We come now to propositions which depend on Hypothesis 5 that “the breadth of the earth’s shadow is that of two moons”. Prop. 13 is about the diameter of the circular section of the cone formed by the earth’s shadow at the place where the moon passes through it in an eclipse, and it is worth while to notice the extreme accuracy with which Aristarchus describes the diameter in question. It is with him “the straight line subtending the portion intercepted within the earth’s shadow of the circumference of the circle in which the extremities of the diameter of the circle dividing the dark and the bright portions in the moon move.” Aristarchus proves that the length of the straight line in question has to the diameter of the moon a ratio less than 2 but greater than 88 : 45, and has to the diameter of the sun a ratio less than 1 : 9 but greater than 22 : 225. The ratio of the straight line to the diameter of the moon is, in point of fact, 2 cos² 1° or 2 sin² 89°, and Aristarchus therefore proves the equivalent of

2 > 2 cos² 1° > ½(89/45)² or 7921/4050.

He then observes (without explanation) that 7921/4050 > 88/45 (an approximation easily obtained by developing 7921/4050 as a continued fraction (= 1 + (1    1    1)/(1 + 21 + 2))); his result is therefore equivalent to

1 > cos² 1° > 44/45.

The next propositions are the equivalents of more complicated trigonometrical formulæ. Prop. 14 is an auxiliary proposition to Prop. 15. The diameter of the shadow dealt with in Prop. 13 divides into two parts the straight line joining the centre of the earth to the centre of the moon, and Prop. 14 shows that the whole length of this line is more than 675 times the part of it terminating in the centre of the moon. With the aid of Props. 7, 13, and 14 Aristarchus is now able, in Prop. 15, to prove another of his main results, namely, that the diameter of the sun has to the diameter of the earth a ratio greater than 19 : 3 but less than 43 : 6. In the second half of the proof he has to handle quite large numbers. If A be the centre of the sun, B the centre of the earth, and M the vertex of the cone formed by the earth’s shadow, he proves that MA : AB is greater than (10125 × 7087) : (9146 × 6750) or 71755875 : 61735500, and then adds, without any word of explanation, that the latter ratio is greater than 43 : 37. Here again it is difficult not to see in 43 : 37 the continued fraction 1 + 11/(6+6); and although we cannot suppose that the Greeks could actually develop 71755875/61735500 or 21261/18292 as a continued fraction (in form), “we have here an important proof of the employment by the ancients of a method of calculation, the theory of which unquestionably belongs to the moderns, but the first applications of which are too simple not to have originated in very remote times” (Paul Tannery).

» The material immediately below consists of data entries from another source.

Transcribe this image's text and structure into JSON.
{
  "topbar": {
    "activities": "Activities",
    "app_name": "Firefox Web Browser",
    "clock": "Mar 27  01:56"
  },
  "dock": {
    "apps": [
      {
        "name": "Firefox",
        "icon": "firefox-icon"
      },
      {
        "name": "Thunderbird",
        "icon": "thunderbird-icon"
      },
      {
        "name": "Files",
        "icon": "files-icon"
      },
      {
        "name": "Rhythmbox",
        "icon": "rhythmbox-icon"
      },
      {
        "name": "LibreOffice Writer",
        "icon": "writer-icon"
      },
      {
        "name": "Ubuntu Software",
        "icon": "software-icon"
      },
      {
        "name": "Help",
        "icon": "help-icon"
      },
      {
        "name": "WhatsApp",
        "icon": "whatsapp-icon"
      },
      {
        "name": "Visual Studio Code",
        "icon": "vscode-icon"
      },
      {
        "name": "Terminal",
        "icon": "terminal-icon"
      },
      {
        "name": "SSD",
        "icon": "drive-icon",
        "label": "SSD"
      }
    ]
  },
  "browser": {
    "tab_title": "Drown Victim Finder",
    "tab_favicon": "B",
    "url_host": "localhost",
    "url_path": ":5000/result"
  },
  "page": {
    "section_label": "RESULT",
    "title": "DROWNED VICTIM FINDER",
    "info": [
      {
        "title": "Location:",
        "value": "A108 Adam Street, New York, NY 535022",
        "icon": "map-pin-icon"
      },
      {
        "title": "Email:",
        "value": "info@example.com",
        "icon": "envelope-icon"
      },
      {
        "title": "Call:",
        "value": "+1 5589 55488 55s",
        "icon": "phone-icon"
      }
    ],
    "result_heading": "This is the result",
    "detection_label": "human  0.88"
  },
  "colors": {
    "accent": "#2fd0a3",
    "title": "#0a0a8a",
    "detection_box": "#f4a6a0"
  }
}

The remaining propositions contain no more than arithmetical inferences from the foregoing. Prop. 16 is to the effect that the volume of the sun has to the volume of the earth a ratio greater than 6859 : 27 but less than 79507 : 216 (the numbers are the cubes of those in Prop. 15); Prop. 17 proves that the diameter of the earth is to that of the moon in a ratio greater than 108 : 43 but less than 60 : 19 (ratios compounded of those in Props. 9 and 15), and Prop. 18 proves that the volume of the earth is to that of the moon in a ratio greater than 1259712 : 79507 but less than 216000 : 6859.